Town ’N Country resident balk at proposed assisted-living facility

Article Courtesy of The Tampa Tribune
By Geoff Fox

Published March 31, 2016


TAMPA — Plans for a 109-resident assisted living facility have rankled residents living in a nearby Town ’N Country neighborhood.

During a charged community meeting Thursday at the Town ’N Country Regional Public Library, residents said they were worried about flooding, increased sinkhole activity and traffic, and the potential effects on property values and wetlands.


The issue is expected to be discussed during a Hillsborough County zoning hearing at 6 p.m. April 4.

Sharon Tischer-Cooper, a 43-year resident of the neighborhood around Jackson Springs and Webb roads, said her neighbors unleashed their anger and frustration on county officials and the project developer during the meeting. “This has been done very quietly,” she said. “We didn’t know about it until three weeks ago. There was a teeny little sign saying the land was being rezoned by so-and-so. It took us a while to find out what it was about. “We live in a very established older neighborhood of single-family homes, and that’s how it’s always been.”

About three-quarters of the project’s roughly 12-acre tract is wetlands.

She said the project would lead to “200-something more vehicles on our two-lane residential subdivision in and out all the time, on top of existing traffic off Hillsborough Avenue.

“It’s a big problem,” she said. “We have sinkholes under our houses.”

Cooper also worried the building would be four stories high, which could lead to privacy issues for those living nearby.

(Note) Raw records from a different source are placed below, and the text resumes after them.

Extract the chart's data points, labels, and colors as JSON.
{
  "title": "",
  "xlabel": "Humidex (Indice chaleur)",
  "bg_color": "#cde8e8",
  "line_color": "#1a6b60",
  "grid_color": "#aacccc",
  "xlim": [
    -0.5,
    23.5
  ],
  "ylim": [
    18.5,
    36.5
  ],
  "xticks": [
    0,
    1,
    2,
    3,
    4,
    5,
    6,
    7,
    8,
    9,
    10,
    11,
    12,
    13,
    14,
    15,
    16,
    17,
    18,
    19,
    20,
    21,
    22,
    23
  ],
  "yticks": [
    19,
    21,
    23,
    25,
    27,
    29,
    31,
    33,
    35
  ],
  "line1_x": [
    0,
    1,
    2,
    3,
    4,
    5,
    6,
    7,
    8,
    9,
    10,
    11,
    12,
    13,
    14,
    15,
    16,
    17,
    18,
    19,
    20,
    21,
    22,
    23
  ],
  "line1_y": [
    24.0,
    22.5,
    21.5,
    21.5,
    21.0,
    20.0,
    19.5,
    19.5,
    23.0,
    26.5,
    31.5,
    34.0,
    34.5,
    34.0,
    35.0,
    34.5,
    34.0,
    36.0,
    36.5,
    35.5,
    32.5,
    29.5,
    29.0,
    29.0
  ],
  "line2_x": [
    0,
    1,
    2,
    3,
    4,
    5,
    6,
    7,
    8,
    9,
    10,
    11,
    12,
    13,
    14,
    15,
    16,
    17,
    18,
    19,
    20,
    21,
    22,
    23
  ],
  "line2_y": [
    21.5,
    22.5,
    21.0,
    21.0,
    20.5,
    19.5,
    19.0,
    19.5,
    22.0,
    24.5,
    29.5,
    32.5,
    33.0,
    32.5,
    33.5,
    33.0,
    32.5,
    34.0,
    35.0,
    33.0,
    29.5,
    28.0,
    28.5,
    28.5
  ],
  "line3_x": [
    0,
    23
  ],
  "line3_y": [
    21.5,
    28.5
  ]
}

Steve Allison, a planning and zoning consultant representing the project’s developer, Longboat Development LLC, said before the meeting that initial plans called for a building “that had parking underneath and three stories above,” but that plans are incomplete.

He said the developer would follow ordinances that govern wetlands and project density. About three-quarters of the project’s roughly 12-acre tract is wetlands. “There are ordinances that govern all that, and you comply with the ordinance,” Allison said.

“If you can’t, you scale (the project) back. The ordinance says we are to provide for our own retention and not alter the flow of water.

“That’s not an issue for us at this point in time.” Tom Hiznay, principal planner for the county’s Development Services department, said for the project to move forward, the area must be rezoned from residential to planned development.

County commissioners will have the final say on the project.

Hiznay said the facility would be built on “the uplands” on the eastern portion of the tract.

“The west end of the parcel abuts Webb Road. That’s the only road frontage the site has,” he said.

Hiznay said developers have agreed to a 50-foot setback from the northern property line, Jackson Springs Road. He said the facility could be two stories toward the northern end, but taller “on the back portion.” “It should have a residential appearance and a pitched roof,” he said.

Not much of what officials said Thursday seemed to placate angry residents, Tischer-Cooper said. “The county and state keeps doing this to the Florida we used to have,” she said.

“They don’t maintain the roads, then they keep building here, there and everywhere, and putting all these things on two-lane roads so people can’t get in and out. It’s felt by everybody.”